The public sector may not always have great access to funding, but it does have land.

Traditionally this is how it uses this precious asset: public sector cleans up brownfield site and puts it up for sale; developer buys site at knockdown price, builds on it and makes fat profit from uplift in value. But now new ways of partnership-style working are emerging that leverage funding via the private sector and potentially offer a better business deal for the public sector. Regenerate puts three deals under the microscope

The fee developer


What’s the deal: KUD International is taking the role of what it calls master developer, basically a fee developer. That means the company takes a fee for working out a site in partnership with other developers on an open book basis. Its fee is a fixed-line item, arranged up front, and comes from the returns from the development itself rather than from council coffers. KUD takes the risk of delivering the scheme, but ultimately lays some of that risk off onto some of the developers working alongside it. The master developer offers guarantees to underwrite the whole development.

Where is it being applied? The £2bn Silvertown Quays is a 60-acre development in London Docklands, that will provide an aquarium, designed by Terry Farrell and Partners, some 5000 homes, and leisure, retail and commercial space.

Who is KUD’s partner there? the London Development Agency.

Why would the private-sector partner do it? James Alexander, managing director of KUD International, says: “We’ve been convinced the traditional property development-led model is not bringing out the best in regeneration, particularly for the public sector. We don’t have the traditional measure of success – we did a waterside project in Long Beach, California, where we measured our success by the extent to which footfall increased – it went up tenfold, giving the city economic benefits. So the city of Long Beach wants to keep on working with us as a result.”

Pros for local authorities:

  • The local authority is protected from asset stripping – returns go to the council.
  • Local authority benefits from uplift in property values through evolution of site.
  • The masterplan can be carried through, and on larger sites individual parcels of development will be contiguous, rather than piecemeal.

Cons for local authorities:

  • Public sector shares the risk in that there is no immediate crystallisation of value.
  • The relationship demands more commitment from the public sector. They have to be prepared to work with the developer over the plan period. That input demands trained staff, who have to be paid, so there is a cost.

The investment fund


What’s the deal? East Midlands Development Agency and English Partnerships have joined forces with commercial partner Igloo in a 50:50 public/private partnership called Blueprint. The fund, which is the first of its kind and was launched at the end of September, is aiming to deliver social and economic benefits within a commercial framework. It will hold investment property and carry out development across the East Midlands, putting the emphasis on socially responsible investment. It has an existing portfolio, purchased from EMDA and EP, of around £30m of land and buildings.

Where is it being applied? The fund owns buildings across the East Midlands. The land is in Derby, Leicester and Nottingham (shown left), three of the six East Midlands urban priority areas (the others are Corby, Northampton and Lincoln). The initial regeneration portfolio has a completed development value of around £500m.

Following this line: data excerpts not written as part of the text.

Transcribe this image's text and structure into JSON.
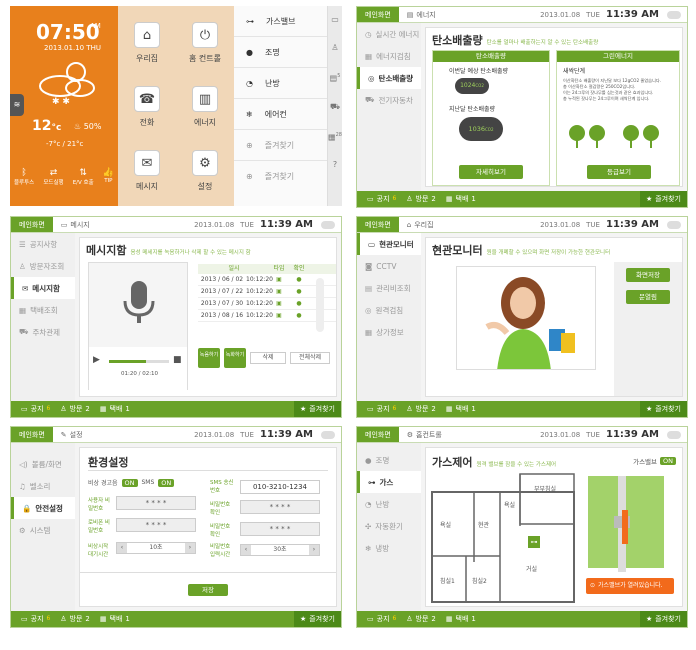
{
  "common": {
    "home": "메인화면",
    "date": "2013.01.08",
    "day": "TUE",
    "time": "11:39 AM",
    "bottom": {
      "notice": "공지",
      "notice_count": "6",
      "visit": "방문",
      "visit_count": "2",
      "delivery": "택배",
      "delivery_count": "1",
      "favorite": "즐겨찾기"
    }
  },
  "p1": {
    "time": "07:50",
    "ampm": "AM",
    "date": "2013.01.10 THU",
    "temp": "12",
    "temp_unit": "°c",
    "humidity": "50%",
    "range": "-7°c / 21°c",
    "status": [
      "블루투스",
      "모드실행",
      "E/V 호출",
      "TIP"
    ],
    "tiles": [
      "우리집",
      "홈 컨트롤",
      "전화",
      "에너지",
      "메시지",
      "설정"
    ],
    "list": [
      "가스밸브",
      "조명",
      "난방",
      "에어컨",
      "즐겨찾기",
      "즐겨찾기"
    ],
    "strip_badges": [
      "5",
      "28"
    ]
  },
  "p2": {
    "title": "에너지",
    "sidebar": [
      "실시간 에너지",
      "에너지검침",
      "탄소배출량",
      "전기자동차"
    ],
    "heading": "탄소배출량",
    "sub": "탄소를 얼마나 배출하는지 알 수 있는 탄소배출량",
    "box1": {
      "title": "탄소배출량",
      "line1": "이번달 예상 탄소배출량",
      "v1": "1024",
      "line2": "지난달 탄소배출량",
      "v2": "1036",
      "unit": "CO2",
      "btn": "자세히보기"
    },
    "box2": {
      "title": "그린에너지",
      "h": "새싹단계",
      "t1": "이산화탄소 배출량이 지난달 보다 12gCO2 줄었습니다.",
      "t2": "총 이산화탄소 절감량은 250CO2입니다.",
      "t3": "이는 24그루의 잣나무를 심는것과 같은 효과입니다.",
      "t4": "총 누적된 잣나무는 24그루이며 새싹단계 입니다.",
      "btn": "등급보기"
    }
  },
  "p3": {
    "title": "메시지",
    "sidebar": [
      "공지사항",
      "방문자조회",
      "메시지함",
      "택배조회",
      "주차관제"
    ],
    "heading": "메시지함",
    "sub": "음성 메세지를 녹음하거나 삭제 할 수 있는 메시지 함",
    "cols": [
      "일시",
      "타입",
      "확인"
    ],
    "rows": [
      {
        "d": "2013 / 06 / 02",
        "t": "10:12:20"
      },
      {
        "d": "2013 / 07 / 22",
        "t": "10:12:20"
      },
      {
        "d": "2013 / 07 / 30",
        "t": "10:12:20"
      },
      {
        "d": "2013 / 08 / 16",
        "t": "10:12:20"
      }
    ],
    "progress": "01:20 / 02:10",
    "progress_frac": 0.62,
    "btns": [
      "녹음하기",
      "녹화하기",
      "삭제",
      "전체삭제"
    ]
  },
  "p4": {
    "title": "우리집",
    "sidebar": [
      "현관모니터",
      "CCTV",
      "관리비조회",
      "원격검침",
      "상가정보"
    ],
    "heading": "현관모니터",
    "sub": "원을 개폐할 수 있으며 화면 저장이 가능한 현관모니터",
    "btns": [
      "화면저장",
      "문열림"
    ]
  },
  "p5": {
    "title": "설정",
    "sidebar": [
      "볼륨/화면",
      "벨소리",
      "안전설정",
      "시스템"
    ],
    "heading": "환경설정",
    "alarm": "비상 경고음",
    "sms": "SMS",
    "on": "ON",
    "sms_send": "SMS 송신번호",
    "phone": "010-3210-1234",
    "user_pw": "사용자 비밀번호",
    "pw_confirm": "비밀번호 확인",
    "lobby_pw": "로비폰 비밀번호",
    "pw_confirm2": "비밀번호 확인",
    "mask": "* * * *",
    "wait": "비상시작 대기시간",
    "wait_val": "10초",
    "input_time": "비밀번호 입력시간",
    "input_val": "30초",
    "save": "저장"
  },
  "p6": {
    "title": "홈컨트롤",
    "sidebar": [
      "조명",
      "가스",
      "난방",
      "자동환기",
      "냉방"
    ],
    "heading": "가스제어",
    "sub": "원격 밸브를 잠을 수 있는 가스제어",
    "valve": "가스밸브",
    "on": "ON",
    "rooms": [
      "부부침실",
      "욕실",
      "욕실",
      "현관",
      "거실",
      "침실1",
      "침실2"
    ],
    "msg": "가스밸브가 열려있습니다."
  }
}
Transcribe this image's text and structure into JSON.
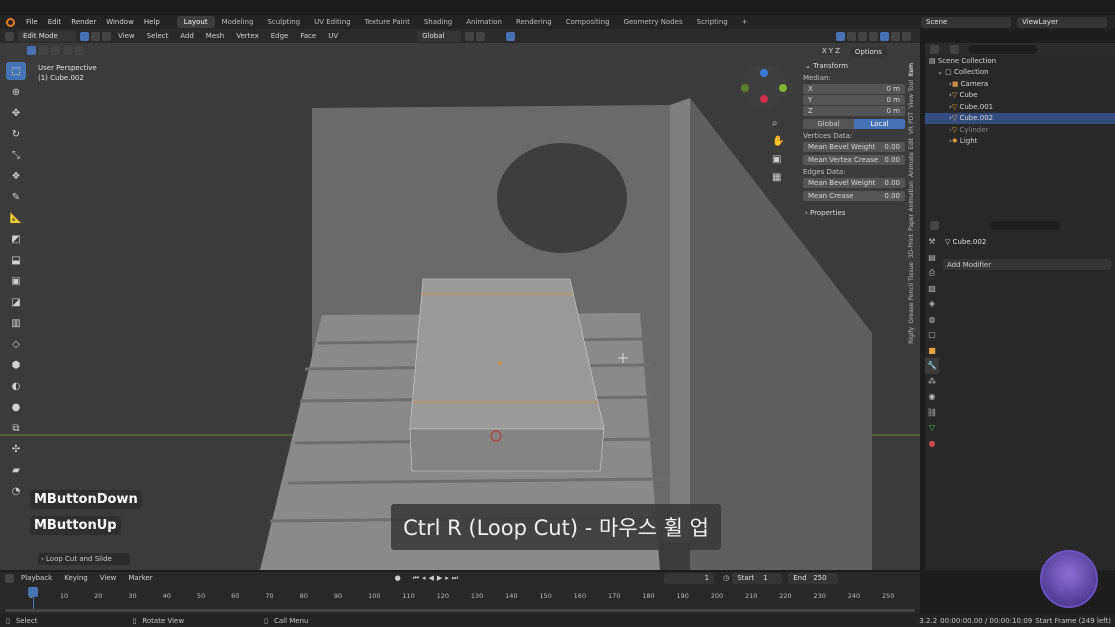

Why is EMDA doing it? EMDA finance director and Blueprint chairman John Tatham says: “By stimulating and delivering sustainable and well designed development, the partnership will help us better to deliver our social and economic agendas.”

Pro for the Regional Development Agency:

  • It is bringing people and money in to regenerate the whole region.

Con for the Regional Development Agency:

  • It has to be prepared to share control over its operational activities.

The Joint venture


What’s the deal? Contractor Willmott Dixon Homes has formed a private development arm, called Widacre Homes, which operates in joint venture with registered social landlords. The joint venture puts together a business plan to generate a land value, developing sites with a mix of affordable and private housing. Risk and reward are shared on an open book basis. The housing association may bring land to the venture, but it doesn’t have to as Widacre has the expertise to find and buy sites.

Who is Widacre’s partner? Widacre has had a joint venture with Circle Anglia for more than a year. Their first scheme is EastSide in Bow, east London, under a special purpose vehicle.

Where is it being applied? EastSide is a 234-unit mixed-tenure apartment scheme being built on a brownfield site owned by Circle Anglia partner, Old Ford Housing Association.

Why would the private sector partner do it? Fraser Wells, managing director of Widacre Homes, says: “This is the way forward in creating a synergy of private and public housing.”

Pros for housing associations:

  • It brings private development expertise without the business overheads.
  • Profit provides cross-subsidy for the housing association’s portfolio of managed properties.

Cons for housing associations:

  • It needs a lot of time and resources to make it effective.
  • The HA needs to know how to accommodate commercial processes within their organisation.